Take a step back and look at all of these items, especially as those new specifications are implemented. Perhaps you've decided to implement the new opioid eCQM next year. If so, you should comb through the measure details and discover how you are currently capturing that data and determine the best way to build what you need to meet that measure. Then move forward by thoughtfully building those updates in your system. Ensure it's a process that works well for both the IT team and the clinicians.

Also see: [WEBINAR] A Review of the New eCQM: Safe Use of Opioids

Review the data. Complete a lot of research. Ask a lot of questions. Revise the processes. Test. Repeat.

This phase is repeated throughout the year. You may find that something is not being documented as it should be and adjustments must be made.

Of course, once you've built the changes you must concurrently train hospital staff. Every update that changes clinical workflow will require additional education.

Phase 3: Evaluation

Once you get through those two major hurdles the process becomes more refined. If your data is mapped properly, it's time to begin evaluating or validating your data.

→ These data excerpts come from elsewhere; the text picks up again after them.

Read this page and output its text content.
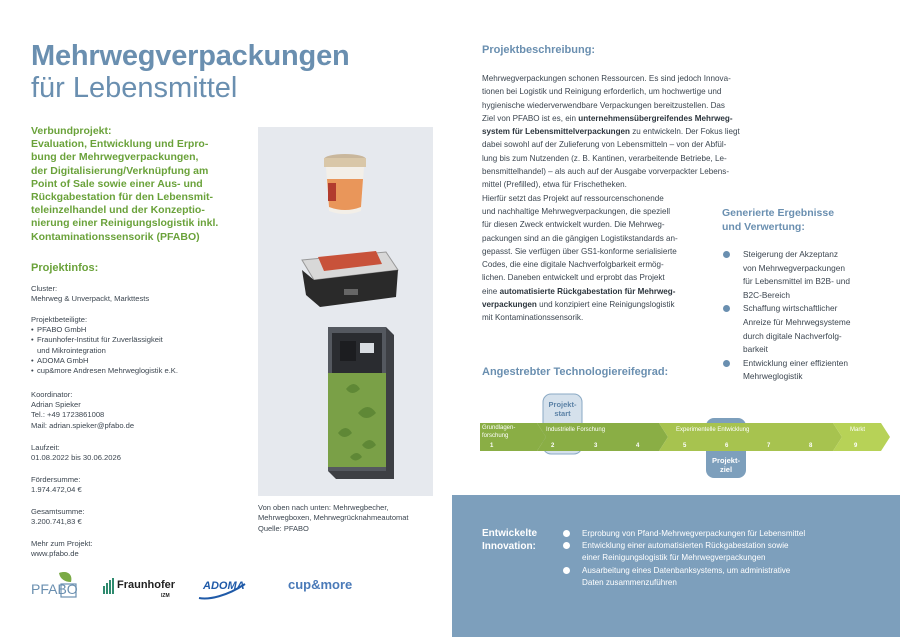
Mehrwegverpackungen
für Lebensmittel
Verbundprojekt:
Evaluation, Entwicklung und Erpro-
bung der Mehrwegverpackungen,
der Digitalisierung/Verknüpfung am
Point of Sale sowie einer Aus- und
Rückgabestation für den Lebensmit-
teleinzelhandel und der Konzeptio-
nierung einer Reinigungslogistik inkl.
Kontaminationssensorik (PFABO)
Projektinfos:
Cluster:
Mehrweg & Unverpackt, Markttests
Projektbeteiligte:
• PFABO GmbH
• Fraunhofer-Institut für Zuverlässigkeit
und Mikrointegration
• ADOMA GmbH
• cup&more Andresen Mehrweglogistik e.K.
Koordinator:
Adrian Spieker
Tel.: +49 1723861008
Mail: adrian.spieker@pfabo.de
Laufzeit:
01.08.2022 bis 30.06.2026
Fördersumme:
1.974.472,04 €
Gesamtsumme:
3.200.741,83 €
Mehr zum Projekt:
www.pfabo.de
PFABO	Fraunhofer
IZM
ADOMA	cup&more
Von oben nach unten: Mehrwegbecher,
Mehrwegboxen, Mehrwegrücknahmeautomat
Quelle: PFABO
Projektbeschreibung:
Mehrwegverpackungen schonen Ressourcen. Es sind jedoch Innova-
tionen bei Logistik und Reinigung erforderlich, um hochwertige und
hygienische wiederverwendbare Verpackungen bereitzustellen. Das
Ziel von PFABO ist es, ein unternehmensübergreifendes Mehrweg-
system für Lebensmittelverpackungen zu entwickeln. Der Fokus liegt
dabei sowohl auf der Zulieferung von Lebensmitteln – von der Abfül-
lung bis zum Nutzenden (z. B. Kantinen, verarbeitende Betriebe, Le-
bensmittelhandel) – als auch auf der Ausgabe vorverpackter Lebens-
mittel (Prefilled), etwa für Frischetheken.
Hierfür setzt das Projekt auf ressourcenschonende
und nachhaltige Mehrwegverpackungen, die speziell
für diesen Zweck entwickelt wurden. Die Mehrweg-
packungen sind an die gängigen Logistikstandards an-
gepasst. Sie verfügen über GS1-konforme serialisierte
Codes, die eine digitale Nachverfolgbarkeit ermög-
lichen. Daneben entwickelt und erprobt das Projekt
eine automatisierte Rückgabestation für Mehrweg-
verpackungen und konzipiert eine Reinigungslogistik
mit Kontaminationssensorik.
Generierte Ergebnisse
und Verwertung:
Steigerung der Akzeptanz
von Mehrwegverpackungen
für Lebensmittel im B2B- und
B2C-Bereich
Schaffung wirtschaftlicher
Anreize für Mehrwegsysteme
durch digitale Nachverfolg-
barkeit
Entwicklung einer effizienten
Mehrweglogistik
Angestrebter Technologiereifegrad:
Grundlagen-
forschung
Industrielle Forschung	Experimentelle Entwicklung	Markt
1	2	3	4	5	6	7	8	9
Projekt-
start
Projekt-
ziel
Entwickelte
Innovation:
Erprobung von Pfand-Mehrwegverpackungen für Lebensmittel
Entwicklung einer automatisierten Rückgabestation sowie
einer Reinigungslogistik für Mehrwegverpackungen
Ausarbeitung eines Datenbanksystems, um administrative
Daten zusammenzuführen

Make sure you have a good reporting tool (like Medisolv's ENCOR software) that allows you to easily see your data on a regular basis. If a patient failed a measure, drill down to the patient-level details to figure out why they failed. Was it a technical error such as mapping or timing? Was it a compliance issue?

Again, your team will play a critical role in this phase. Ideally, in your regularly scheduled meetings, Quality will present gaps they have noticed in the data. IT will then work on addressing those gaps from the technical side while Quality addresses any compliance issues with the clinicians.

This process begins as soon as you are able and continues for the majority of the year.

Phase 4: Submission

CMS submission usually opens in the fall of the reporting calendar year but the actual deadline is the last day of February of the next calendar year. For most of our hospitals, submission is the easy part. Everything leading up to this phase is where the difficult work takes place.

Here is an example of what a successful eCQM submission to CMS looks like.

This is what you want to see after you submit to QualityNet. Notice that all files are marked as accepted on the submission summary report.

The process doesn't actually end with submission! We recommend a post-submission validation as well. Using the eCQM Performance Summary Report below, compare what this report says your results were versus what your results were in your eCQM reporting tool. Make sure those results align. If not, work on addressing any gaps in performance. 


We have a saying here at Medisolv: “Quality is 364 days of the year; submission is one day.” What we mean is that submission should really be a non-event for you, just as it is for our Medisolv clients. You should be focused on using your quality data to make an impactful change at your organization, and you can only do that by having regular access to accurate, meaningful data to measure your performance.